Mas a empregada, com medo de ser pega, queria correr para fora o mais rápido possível, mas Bai Ling bloqueava a porta. Vendo que Bai Ling era uma garotinha baixa e magra, não a levou a sério. Deu alguns passos largos e se jogou em cima de Bai Ling.
Bai Ling viu que a empregada resistia teimosamente, sem se render facilmente. Mas Bai Ling também não era fraca. Desviou-se com agilidade, correu para trás da empregada e deu um golpe de mão na nuca dela. Após ser atingida por Bai Ling, a empregada, de porte alto, caiu mole no chão.
Bai Ling abriu a porta e gritou: "Joel, Catarina, desçam rápido!"
Joel ouviu o grito alto de Bai Ling e desceu correndo rapidamente. Mas, por causa da pressa, mais parecia uma descida apressada. Ao chegar, perguntou: "Pequena Bai Ling, o que houve?"
"Olha, essa empregada, enquanto eu estava no banheiro, tentou colocar um pacote de pó nos medicamentos. Fui descoberta, e ela ainda tentou me matar. Agora eu a nocauteei." Assim que Bai Ling terminou de falar, viu atrás de Joel quatro homens altos, de terno impecável, em postura solene. Deviam ser os seguranças de Joel.
Joel se aproximou e perguntou: "Bai Ling, você está bem?"
"Estou bem. O pó todo caiu no chão. Recolham rápido e mandem analisar para saber o que é. Quanto a essa empregada, é preciso interrogá-la a fundo para descobrir quem a mandou envenenar."
Joel deu um sinal aos homens de preto atrás dele e disse: "Recolham o pó do chão, levem para análise e me digam o que é. Ben, leve essa empregada para baixo e interrogue-a bem, descubra tudo o que ela sabe!" A voz de Joel parecia vir do inferno.
Agora, só restavam Bai Ling e Joel no quarto. Bai Ling sentiu um arrepio tão forte que criou pele de galinha nos braços. Limpou a garganta e disse: "Joel, ainda preciso verificar se cada medicamento está com problema. Se você tiver algo a fazer, pode cuidar dos seus afazeres."
Joel não respondeu, esforçando-se para conter a raiva. Precisava encontrar o mandante e dar uma lição, fazendo com que passassem o resto da vida na cama, sentindo dores infinitas.
Bai Ling, vendo que Joel não respondia, ignorou-o e começou a examinar cuidadosamente cada gaveta pequena, certificando-se de que não havia mais nada. Quando terminou de verificar todas as gavetas, percebeu que Joel ainda estava lá.
"Joel, você ainda está aqui?" Bai Ling perguntou curiosa.

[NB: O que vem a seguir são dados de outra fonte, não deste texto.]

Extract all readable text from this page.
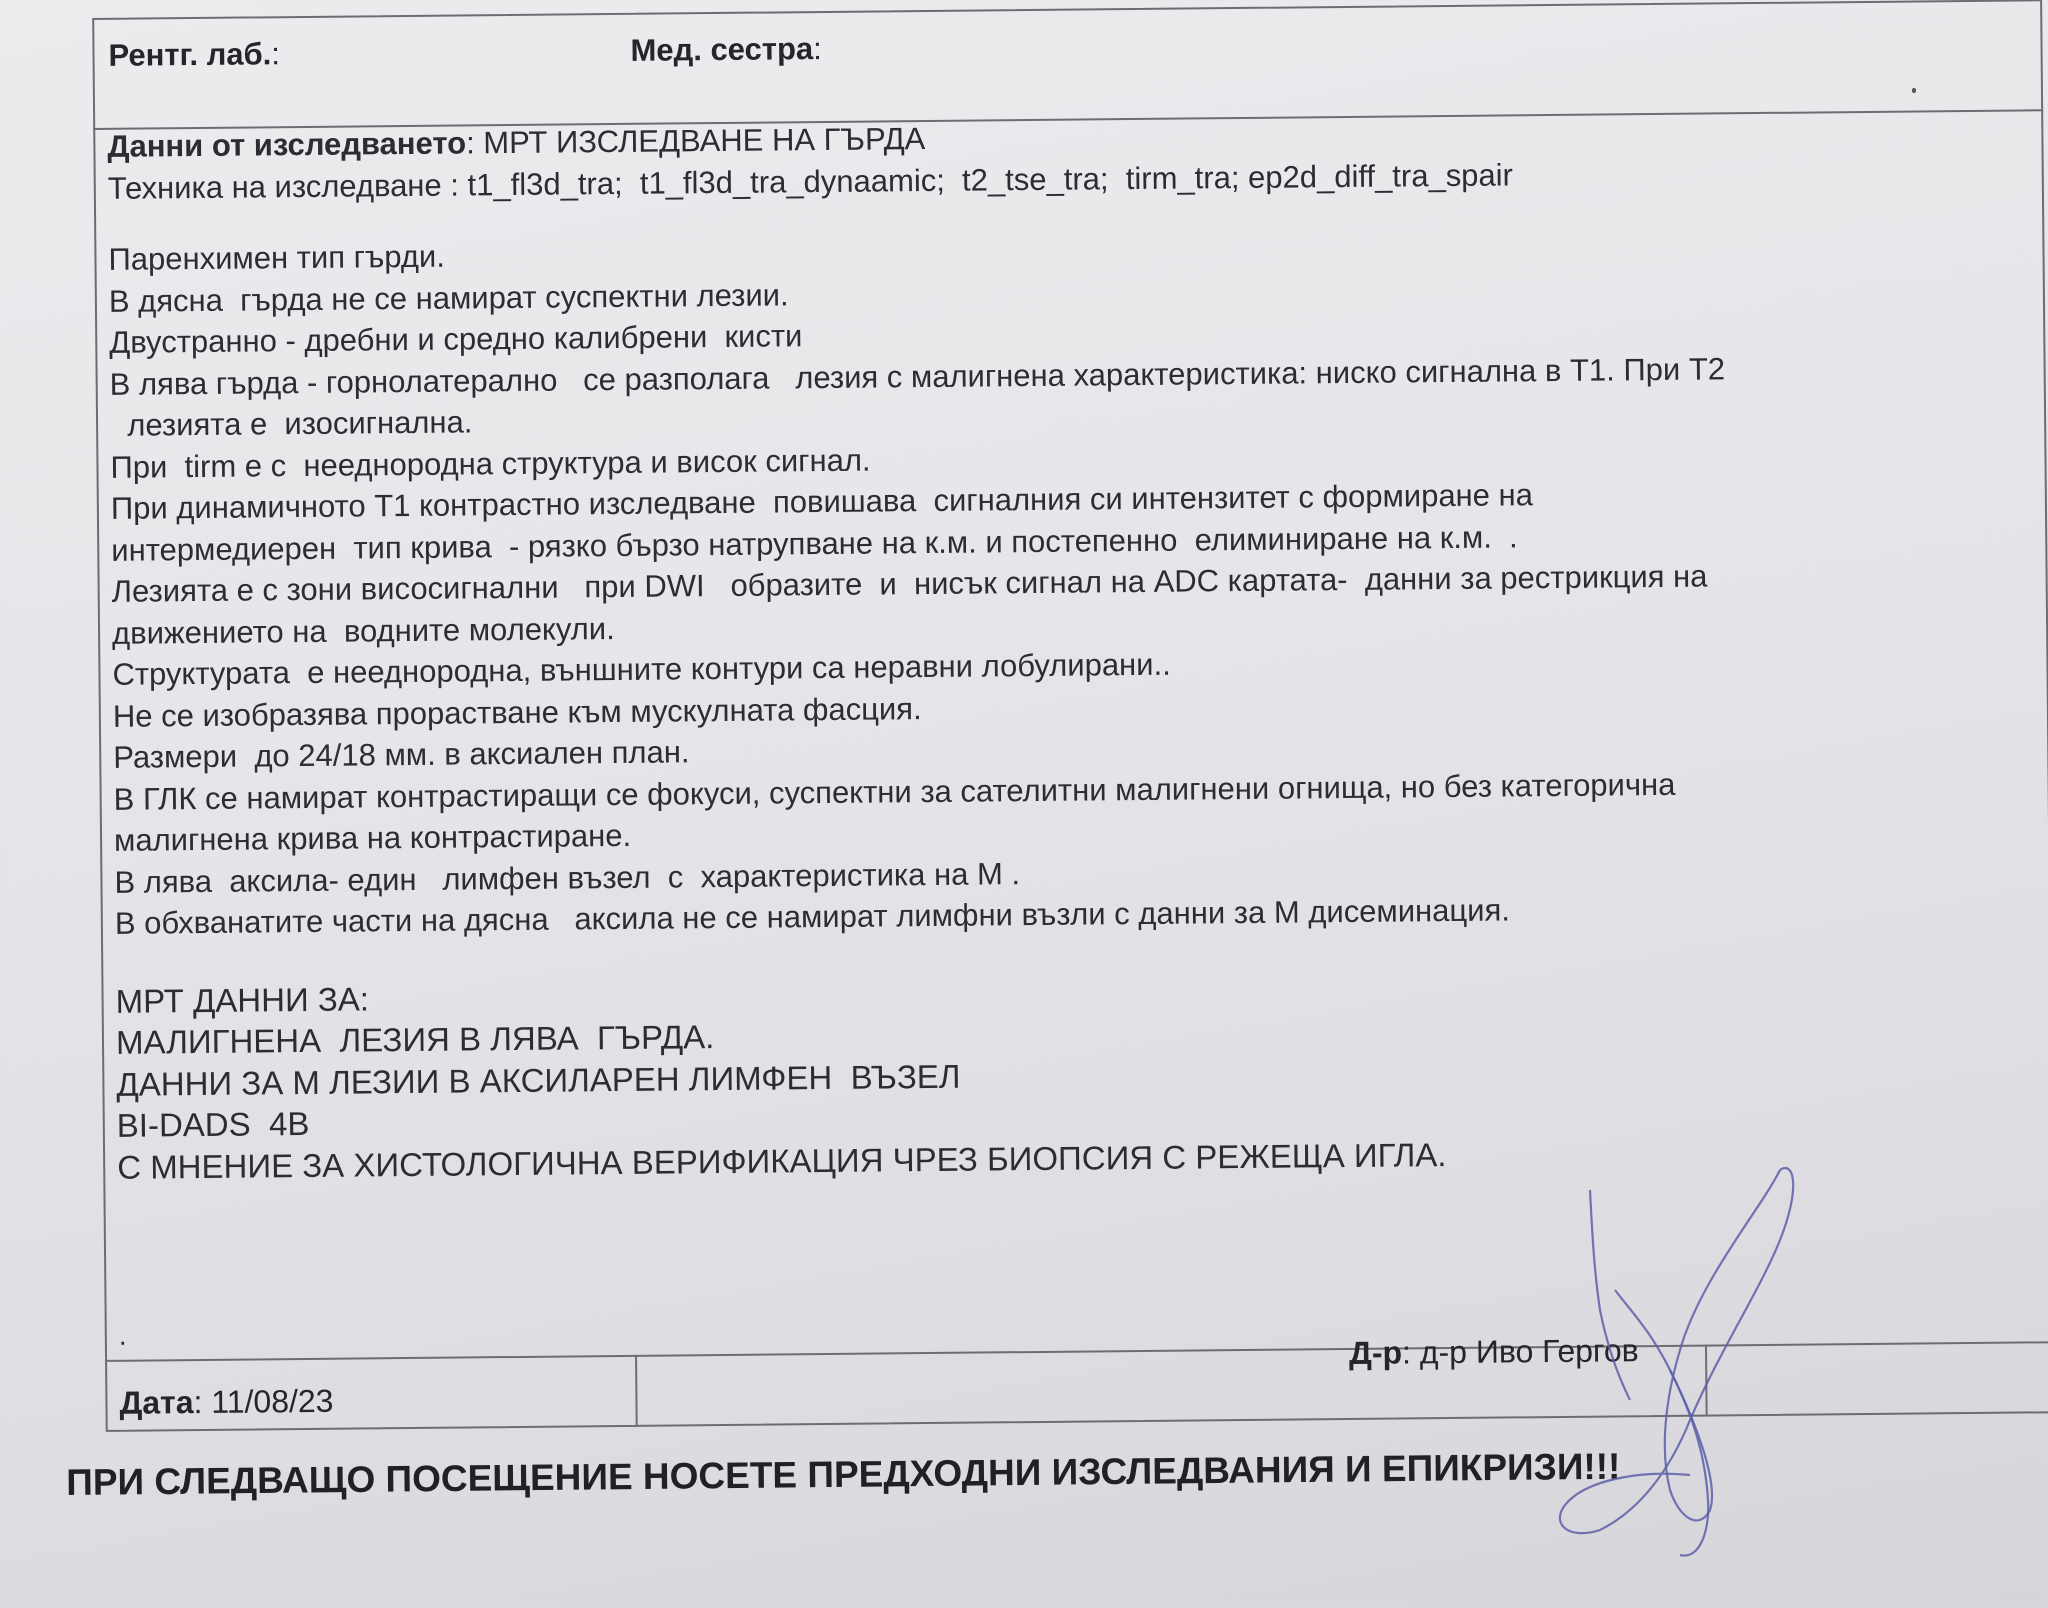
Рентг. лаб.:	Мед. сестра:
Данни от изследването: МРТ ИЗСЛЕДВАНЕ НА ГЪРДА
Техника на изследване : t1_fl3d_tra;  t1_fl3d_tra_dynaamic;  t2_tse_tra;  tirm_tra; ep2d_diff_tra_spair
Паренхимен тип гърди.
В дясна  гърда не се намират суспектни лезии.
Двустранно - дребни и средно калибрени  кисти
В лява гърда - горнолатерално   се разполага   лезия с малигнена характеристика: ниско сигнална в Т1. При Т2
лезията е  изосигнална.
При  tirm е с  нееднородна структура и висок сигнал.
При динамичното Т1 контрастно изследване  повишава  сигналния си интензитет с формиране на
интермедиерен  тип крива  - рязко бързо натрупване на к.м. и постепенно  елиминиране на к.м.  .
Лезията е с зони висосигнални   при DWI   образите  и  нисък сигнал на ADC картата-  данни за рестрикция на
движението на  водните молекули.
Структурата  е нееднородна, външните контури са неравни лобулирани..
Не се изобразява прорастване към мускулната фасция.
Размери  до 24/18 мм. в аксиален план.
В ГЛК се намират контрастиращи се фокуси, суспектни за сателитни малигнени огнища, но без категорична
малигнена крива на контрастиране.
В лява  аксила- един   лимфен възел  с  характеристика на М .
В обхванатите части на дясна   аксила не се намират лимфни възли с данни за М дисеминация.
МРТ ДАННИ ЗА:
МАЛИГНЕНА  ЛЕЗИЯ В ЛЯВА  ГЪРДА.
ДАННИ ЗА М ЛЕЗИИ В АКСИЛАРЕН ЛИМФЕН  ВЪЗЕЛ
BI-DADS  4B
С МНЕНИЕ ЗА ХИСТОЛОГИЧНА ВЕРИФИКАЦИЯ ЧРЕЗ БИОПСИЯ С РЕЖЕЩА ИГЛА.
.
Дата: 11/08/23
Д-р: д-р Иво Гергов
ПРИ СЛЕДВАЩО ПОСЕЩЕНИЕ НОСЕТЕ ПРЕДХОДНИ ИЗСЛЕДВАНИЯ И ЕПИКРИЗИ!!!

Joel não deveria estar interrogando a empregada que tramava algo?
Joel levantou a cabeça, com raiva, amargura e tristeza nos olhos, murmurou: "Pequena Ling, se você estivesse no meu lugar, o que faria?"
Bai Ling podia relevar outras coisas, mas quando se tratava da mãe, não cedia um passo. Sem hesitar, disse: "Primeiro, proteger a mãe. Depois, encontrar o culpado e puni-lo severamente. O melhor é fazer o mandante desaparecer do mundo, para eliminar futuros problemas."
Joel assentiu e disse: "Sei o que fazer! Sempre fui muito mole. Desta vez, não serei. Pequena Bai Ling, a partir de agora, quando você entrar na mansão, dois seguranças vão protegê-la nas sombras. Espero que não recuse."
"Obrigada, mas esses seguranças precisam ser pessoas de confiança!" Bai Ling instruiu. "Joel, você é bondoso. Bondade só para os familiares, mas com os inimigos, é preciso ser implacável. Isso é o certo. Retribuir o mal com o bem, isso não precisamos fazer. Não somos Jesus."
Ouvindo as palavras de Bai Ling, Joel finalmente sorriu e disse: "Bai Ling, você é incrível!"
"Sem problemas! Agora vou trancar a porta e vamos juntos ver a tia Michelle." Bai Ling arrumou tudo e colocou nos lugares originais.
Michelle já tinha tomado o remédio. Embora amargo, o coração estava doce. Disse: "Obrigada, Sra. Xi. Posso ser sua amiga?"
Bai Han sorriu com sinceridade e disse: "Já somos amigas! Não posso ajudar em outras coisas, mas tratar sua doença é meu dever. Quando você melhorar, vou receitar mais alguns remédios para um bom ajuste, e com certeza vou ajudá-la a recuperar a beleza de antes."
Toda mulher gosta de beleza. Desde que Michelle acordou, pediu um espelho à empregada e, ao ver o próprio rosto, chorou escondida várias vezes.
"Sério?" Michelle perguntou muito feliz.
Bai Han assentiu firmemente e disse: "Então, agora você precisa abandonar todos os fardos. Só assim poderá se recuperar melhor e mais rápido."
Ao ouvir isso, Michelle deixou de ter preocupações. Só esperava se recuperar logo, recuperar a beleza incomparável, e disse alegremente: "Sra. Xi, você é um anjo enviado por Deus, trazendo saúde e felicidade para mim."
Bai Han achou graça internamente. Depois de tanto trabalho, tudo virou mérito de Deus.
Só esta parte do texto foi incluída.